Возможно, в голову ударило незнакомое дунайское вино – Башилов разговорился; он вдруг рассказал, откуда и как возник переклик музыкальных тем третьей части. Он рассказал, что с поселком существует, кажется, определенная и по-своему трагическая связь и что там этой замечательной музыкальной темы, увы, больше нет, так как она есть здесь. Он как бы признался. Он опустил голову. Но они ничего не поняли. Волнуясь, Башилов пустился тогда в подробности: рассказал о детстве в Аварийном, о скобленых столах и даже о выкриках спятившей Василисы-старой, интуитивно прозревшей, что музыкальный рост Башилова, творческий его вырост, высасывая, сводит на нет музыку поселка. Рассказ венцы выслушали с чрезвычайным вниманием. У них заблестели глаза, они оживились. Они совершенно ничего не поняли.
– Какая поэтическая легенда! – воскликнули они.
– Вы, Георгий, поэт! – объявил С. с бокалом в руках.

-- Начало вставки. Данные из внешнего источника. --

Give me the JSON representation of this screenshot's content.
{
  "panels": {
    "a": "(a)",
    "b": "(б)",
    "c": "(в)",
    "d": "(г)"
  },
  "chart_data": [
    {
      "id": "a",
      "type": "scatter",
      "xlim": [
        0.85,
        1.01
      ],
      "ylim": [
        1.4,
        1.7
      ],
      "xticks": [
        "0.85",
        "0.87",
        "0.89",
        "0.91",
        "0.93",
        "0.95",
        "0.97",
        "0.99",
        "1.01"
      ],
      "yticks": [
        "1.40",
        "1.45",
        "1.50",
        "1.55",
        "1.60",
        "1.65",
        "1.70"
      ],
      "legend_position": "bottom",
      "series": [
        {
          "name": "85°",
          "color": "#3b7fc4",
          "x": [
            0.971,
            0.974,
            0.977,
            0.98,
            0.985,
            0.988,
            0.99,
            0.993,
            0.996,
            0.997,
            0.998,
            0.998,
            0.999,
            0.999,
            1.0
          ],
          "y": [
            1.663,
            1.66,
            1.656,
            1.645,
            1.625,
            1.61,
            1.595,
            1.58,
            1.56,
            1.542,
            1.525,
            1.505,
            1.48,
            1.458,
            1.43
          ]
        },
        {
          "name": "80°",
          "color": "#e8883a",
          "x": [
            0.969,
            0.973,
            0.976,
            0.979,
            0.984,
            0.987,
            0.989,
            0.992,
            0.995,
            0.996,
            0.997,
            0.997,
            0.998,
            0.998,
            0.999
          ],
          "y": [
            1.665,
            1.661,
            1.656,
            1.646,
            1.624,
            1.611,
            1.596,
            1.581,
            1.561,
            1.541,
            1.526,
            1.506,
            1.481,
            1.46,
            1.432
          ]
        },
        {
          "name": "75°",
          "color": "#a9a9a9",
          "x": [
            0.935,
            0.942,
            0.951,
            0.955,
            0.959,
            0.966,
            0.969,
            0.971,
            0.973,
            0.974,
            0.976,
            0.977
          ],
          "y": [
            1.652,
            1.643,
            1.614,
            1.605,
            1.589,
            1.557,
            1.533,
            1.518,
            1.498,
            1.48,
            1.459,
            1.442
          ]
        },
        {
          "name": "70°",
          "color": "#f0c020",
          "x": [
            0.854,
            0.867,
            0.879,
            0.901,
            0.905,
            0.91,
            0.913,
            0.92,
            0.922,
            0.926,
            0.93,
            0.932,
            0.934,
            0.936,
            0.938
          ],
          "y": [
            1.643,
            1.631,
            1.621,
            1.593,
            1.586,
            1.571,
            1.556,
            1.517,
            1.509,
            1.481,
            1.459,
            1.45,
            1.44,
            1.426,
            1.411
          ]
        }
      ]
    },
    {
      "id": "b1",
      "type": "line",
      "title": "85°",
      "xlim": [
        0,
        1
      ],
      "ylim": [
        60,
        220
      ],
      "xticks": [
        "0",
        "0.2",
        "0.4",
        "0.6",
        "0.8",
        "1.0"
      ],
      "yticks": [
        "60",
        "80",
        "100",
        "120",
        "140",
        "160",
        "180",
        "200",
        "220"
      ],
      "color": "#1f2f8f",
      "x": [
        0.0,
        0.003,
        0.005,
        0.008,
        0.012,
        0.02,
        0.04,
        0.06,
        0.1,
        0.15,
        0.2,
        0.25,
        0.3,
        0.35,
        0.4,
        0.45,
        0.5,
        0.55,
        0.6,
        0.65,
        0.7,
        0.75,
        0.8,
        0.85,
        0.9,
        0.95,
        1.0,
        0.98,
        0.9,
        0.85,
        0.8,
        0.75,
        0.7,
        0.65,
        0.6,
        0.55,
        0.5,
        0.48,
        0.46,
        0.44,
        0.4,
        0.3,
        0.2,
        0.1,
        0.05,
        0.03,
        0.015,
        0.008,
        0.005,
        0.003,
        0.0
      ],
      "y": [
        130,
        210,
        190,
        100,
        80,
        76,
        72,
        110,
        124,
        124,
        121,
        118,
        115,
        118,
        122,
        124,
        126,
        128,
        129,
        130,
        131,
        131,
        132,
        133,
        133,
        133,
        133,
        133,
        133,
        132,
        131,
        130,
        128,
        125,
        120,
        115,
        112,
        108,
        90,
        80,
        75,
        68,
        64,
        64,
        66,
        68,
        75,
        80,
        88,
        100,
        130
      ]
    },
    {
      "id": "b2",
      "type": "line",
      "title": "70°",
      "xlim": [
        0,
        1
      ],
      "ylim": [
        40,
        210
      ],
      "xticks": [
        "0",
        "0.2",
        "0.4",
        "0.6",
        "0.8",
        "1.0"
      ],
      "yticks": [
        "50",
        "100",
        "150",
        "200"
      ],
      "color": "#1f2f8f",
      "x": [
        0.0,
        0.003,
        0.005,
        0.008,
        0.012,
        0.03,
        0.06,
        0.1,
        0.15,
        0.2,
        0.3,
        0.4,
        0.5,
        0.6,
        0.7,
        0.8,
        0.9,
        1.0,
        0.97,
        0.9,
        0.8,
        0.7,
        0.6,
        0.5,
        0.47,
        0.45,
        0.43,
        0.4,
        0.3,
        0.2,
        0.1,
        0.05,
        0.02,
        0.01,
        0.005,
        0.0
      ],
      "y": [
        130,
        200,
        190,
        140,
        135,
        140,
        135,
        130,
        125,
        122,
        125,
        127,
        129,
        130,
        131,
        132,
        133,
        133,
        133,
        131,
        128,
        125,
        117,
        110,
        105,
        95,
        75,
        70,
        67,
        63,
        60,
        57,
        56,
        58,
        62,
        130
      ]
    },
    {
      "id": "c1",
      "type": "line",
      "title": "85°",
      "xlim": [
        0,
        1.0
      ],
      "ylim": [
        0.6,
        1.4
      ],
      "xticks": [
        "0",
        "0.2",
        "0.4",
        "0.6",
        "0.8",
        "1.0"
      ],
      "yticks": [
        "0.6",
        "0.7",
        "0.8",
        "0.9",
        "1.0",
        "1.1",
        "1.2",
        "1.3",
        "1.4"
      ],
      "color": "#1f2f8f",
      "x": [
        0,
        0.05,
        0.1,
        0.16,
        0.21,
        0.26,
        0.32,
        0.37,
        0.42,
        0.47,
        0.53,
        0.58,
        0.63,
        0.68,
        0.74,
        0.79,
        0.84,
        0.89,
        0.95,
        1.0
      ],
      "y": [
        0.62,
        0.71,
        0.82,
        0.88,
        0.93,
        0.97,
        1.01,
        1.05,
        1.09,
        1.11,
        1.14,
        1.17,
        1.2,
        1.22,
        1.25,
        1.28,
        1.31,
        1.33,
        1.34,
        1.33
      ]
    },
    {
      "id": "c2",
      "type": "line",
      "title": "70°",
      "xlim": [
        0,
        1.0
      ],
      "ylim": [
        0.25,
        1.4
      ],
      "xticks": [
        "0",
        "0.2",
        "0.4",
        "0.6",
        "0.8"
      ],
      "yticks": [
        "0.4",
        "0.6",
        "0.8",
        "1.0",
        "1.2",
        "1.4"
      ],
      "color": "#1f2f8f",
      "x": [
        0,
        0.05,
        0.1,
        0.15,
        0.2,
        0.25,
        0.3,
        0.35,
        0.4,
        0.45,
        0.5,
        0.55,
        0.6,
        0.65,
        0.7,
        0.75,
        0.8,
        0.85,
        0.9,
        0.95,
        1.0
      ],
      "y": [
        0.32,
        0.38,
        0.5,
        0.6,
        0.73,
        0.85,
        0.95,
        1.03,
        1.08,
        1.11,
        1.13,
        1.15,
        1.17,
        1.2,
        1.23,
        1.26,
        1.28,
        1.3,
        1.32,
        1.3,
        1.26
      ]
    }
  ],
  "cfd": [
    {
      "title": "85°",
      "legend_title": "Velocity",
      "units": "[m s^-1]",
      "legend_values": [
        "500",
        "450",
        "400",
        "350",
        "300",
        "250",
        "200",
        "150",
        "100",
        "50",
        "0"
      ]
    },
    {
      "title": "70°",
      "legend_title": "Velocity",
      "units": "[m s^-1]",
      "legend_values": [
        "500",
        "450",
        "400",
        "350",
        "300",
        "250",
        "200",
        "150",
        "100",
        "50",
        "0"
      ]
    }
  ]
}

Смущенный непониманием, Башилов стал объяснять, что речь вовсе не о легенде: как-никак он оттуда родом и песенное обнищание видел сам, видел последовательно, от поездки к поездке, и, поверьте, лучше б не видеть, не знать, – он сказал именно о мучительности этого знания для всякого художника, о гнете, о тяжести, голос его дрожал, венские же музыканты смотрели на него любя, сочувствуя, но не понимая. Они молчали. Кто-то из них тихо произнес:
– Метафизика...
Пришли жены, и Люба, жена Башилова, увидев, какой он красный, и сообразив, о чем речь, тут же забыла о покупках и вклинилась в трудный разговор: да, да, вы правы, Георгий – поэт! что касается поселка, Георгий большой, большой поэт!.. – жаль только, что Люба говорила на немецком второй раз в жизни, а Башилов был уже сильно не в духе, чтобы ее речь поправлять. Башилов молчал. А Люба, сбиваясь в словах, теперь настаивала, что музыкант Башилов уже в грудном возрасте видел пожары, такие полыхающие и свирепые пожары. На плохом немецком она говорила об аварийщиках, о взлетающих резервуарах, об обгоревших людях, и очень скоро венцы решили, что композитор родился, а также провел детские годы на линии фронта, вблизи передовой. Они сделали скорбные лица. Когда Люба закончила, толстяк виолончелист сказал, что война – это несчастье, большое несчастье.
* * *
Грех общий, и его, башиловские, мучения даже не мера его вины и, уж конечно, не попытка свалить на песенников, которые стократ разрушают не ведая. И может, не сам грех, а уж следствие греха, что музыка распалась на башиловых и песенников. Что считаться!.. Когда возвращались, Люба к ночи уже крепко спала, а Башилов вышел покурить в проход вагона, где с некоторых пор ему, много ездившему, так хорошо думалось. Постукиванье скорых колес, дерганье на стрелках, но еще больше полуразмытые во тьме ночные полустанки, с их суровой обыденностью и запахом шпал, стали для Башилова некоторым замещением Аварийного поселка. Он стоял у окна. Это не было изощренностью, это было связующей ниткой. А бессонница в поезде и некоторая толика необъяснимой ночной тревоги вполне сопрягались со складом башиловского мышления: в тот раз не прошло и получаса его одиночества, как явилась замечательная мысль. Да, четвертую часть квартета он вовсе отбросит, третью же, поселковскую, усилит и углубит еще больше, – горечь горечью, а музыка музыкой. Пусть квартет станет трехчастным, что ж делать! Третья, а не иная часть выросла в сильнейшую, и было ясно, что на ней, на мощной, и надо кончать.